Ainsi, personne ne touchait aux célestins, personne ne les empêchait de vivre selon leurs coutumes.

Chacun des frères avait plusieurs femmes, le chef en ayant à lui seul pas loin d’une douzaine. Les familles avaient de dix à vingt enfants. Dans la population adulte, l’équilibre entre hommes et femmes était maintenu grâce au fait que, une fois atteinte la majorité, seul le fils aîné avait le droit de rester à la maison. On le mariait, généralement à deux femmes à la fois : des cousines. Les autres fils étaient « envoyés dans le monde » et ne pouvaient revenir que s’ils ramenaient avec eux au moins deux jeunes filles nouvellement converties, appelées « tourterelles ».

Les célestins étaient riches. Ils n’admettaient aucun livre hors l’Ancien Testament. Ils étaient travailleurs. Très superstitieux. Excellents cavaliers. Ils portaient des chapeaux particuliers avec une haute calotte en pointe, pour que leurs pensées se dirigent vers le haut, en direction du ciel. Les hommes ne se rasaient que la moustache, mais ne touchaient pas à leurs poils de barbe, car y résidait toute leur sainteté.

Ayant entendu parler de la bande des Foulards noirs, dont personne n’avait jamais vu les visages, les barbus avaient décidé de tirer parti de la situation. Une ruse cousue de fil blanc. Il n’était même pas nécessaire de recourir au bon vieux principe du « cherche à qui profite le crime ». Il n’y avait tout simplement pas d’autres suspects. Quant à la minable histoire du fantôme sans tête, elle avait sûrement été inventée par ces mêmes célestins. Dans leur esprit indigent, ce subterfuge enfantin devait brouiller les pistes et donner l’impression qu’eux-mêmes étaient victimes.

Hélas, dans l’Ouest américain tout est primitif, même les desseins criminels, se dit Eraste Pétrovitch.

Il lui fallait sans délai, dès le soir même, mettre un point final à cette histoire idiote. Il pourrait alors rentrer et poursuivre son travail sur le perfectionnement du frein d’arrêt…

Les pensées de Fandorine prirent une direction plus intéressante. La vraie vie était là-bas, dans le laboratoire de génie mécanique du Massachusetts Institute of Technology, où se forgeait l’avenir de l’humanité, un avenir radieux, fondé sur la raison. Face à cela, les mystères à quatre sous de Dream Valley n’étaient qu’absurdités.

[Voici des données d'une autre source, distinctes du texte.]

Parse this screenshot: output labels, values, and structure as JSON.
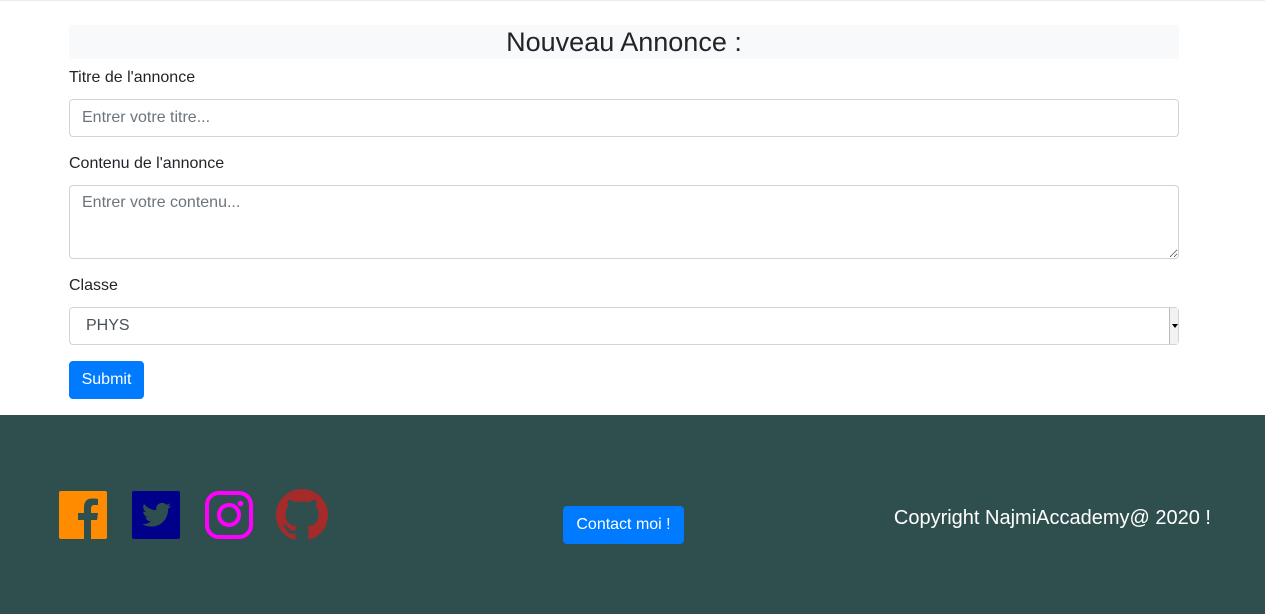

La jument rousse avançait à pas réguliers, flottant sans bruit au-dessus de la nappe de brouillard qui couvrait l’herbe. Ses sabots étaient enveloppés de chiffons pour ne pas faire de bruit. Le camouflage par contre laissait à désirer. A la lumière du jour, le costume blanc sali pouvait ne pas paraître blanc, mais dans l’obscurité il ressortait très distinctement.